1 Corinthians 15:35-49
When my daughter was very young, one of our favourite books to read together was ‘The Very Hungry Caterpillar’ by Eric Carle. It’s the story of a caterpillar who eats one apple on Monday, two pears on Tuesday and so on until he becomes a big fat caterpillar, at which point he lies down in his cocoon and emerges two weeks later as a handsome butterfly with large colourful wings. The book, endorsed by The Royal Entomological Society (an organisation devoted to the study of insects), is factually accurate in its description of the life stages of a butterfly and transports us into an experience of casting off the old in order to birth the new.
Isn’t God’s creation amazing? That a wiggly, chubby caterpillar transforms into a delicate butterfly with striking, paper-thin wings? That a land-bound insect metamorphoses into a flying creature of great beauty?
It should be no surprise then that, because of the death and resurrection of Jesus, when we die our mortal flesh, too, is exchanged for a much-improved celestial body – more awesome than the one we have now and better suited to a heavenly environment! Our earthly bodies have to die so that we may assume our heavenly form. Just like the caterpillar, seeds die in their original structure in order to grow into something more beautiful and we follow the same pattern. In death, our bodies are metaphorically sown in the same way that seeds are sown in the ground. Wheat seeds don’t resemble the tall stems they grow into and neither does our current appearance determine our refashioned physicality in heaven.
In verses 42-44, Paul tells us that, ‘What is sown is perishable; what is raised is imperishable. It is sown in dishonour; it is raised in glory. It is sown in weakness; it is raised in power. It is sown a natural body; it is raised a spiritual body.’
Our earthly bodies, then, are perishable, dishonourable, weak and natural. In terms of inheritance, we are like the first Adam.
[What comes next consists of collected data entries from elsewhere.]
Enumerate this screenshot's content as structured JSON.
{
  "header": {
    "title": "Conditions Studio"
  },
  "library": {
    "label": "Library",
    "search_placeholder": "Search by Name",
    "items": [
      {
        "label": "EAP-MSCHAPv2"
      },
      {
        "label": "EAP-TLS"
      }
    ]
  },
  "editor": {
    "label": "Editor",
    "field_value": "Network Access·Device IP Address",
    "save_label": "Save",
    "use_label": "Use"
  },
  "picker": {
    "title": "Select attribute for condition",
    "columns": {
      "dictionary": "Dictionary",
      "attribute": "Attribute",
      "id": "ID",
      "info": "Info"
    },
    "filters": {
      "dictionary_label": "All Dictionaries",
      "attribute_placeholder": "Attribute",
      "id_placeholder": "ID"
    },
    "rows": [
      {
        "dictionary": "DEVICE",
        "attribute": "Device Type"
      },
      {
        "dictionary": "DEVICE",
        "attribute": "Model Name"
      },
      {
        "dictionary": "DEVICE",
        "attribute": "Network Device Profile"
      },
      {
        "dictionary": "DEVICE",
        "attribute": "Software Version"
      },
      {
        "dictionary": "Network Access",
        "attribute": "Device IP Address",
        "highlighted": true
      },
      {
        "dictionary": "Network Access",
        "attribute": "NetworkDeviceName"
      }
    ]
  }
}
We have a limited lifespan and our bodies deteriorate and are prone to sickness and disease; we are sinful beings; we are weak and vulnerable; we are just as we were made for this earthly life – natural. Our resurrected bodies, on the other hand, will be imperishable, glorious, powerful and spiritual. We will resemble the last Adam – Jesus! How exciting is that?
The Bible gives us three insights into what we might look like in heaven, through people who were greatly touched by the presence of God on earth:
- ‘Moses did not know that the skin of his face shone because he had been talking with God’ Exodus 34:29
- Jesus was transfigured on the mountain ‘and his face shone like the sun, and his clothes became white as light’ Matthew 17:2
- When Stephen was before the council ‘And gazing at him, all who sat in the council saw that his face was like the face of an angel’ Acts 6:15.
We also know that Jesus ate and drank in the period before He ascended to heaven and that He was able to travel in a supernatural way, appearing and disappearing at will. ‘And he vanished from their sight’ (Luke 24:31).
It’s so thrilling to think that we can live a full life on this earth, loving, worshipping and serving God, and yet there is still more! When we die, we will live for eternity with our creator, in healthy, pain-free, sin-free bodies, which shine like the sun and reflect the glory of Jesus! Now that’s something to look forward to!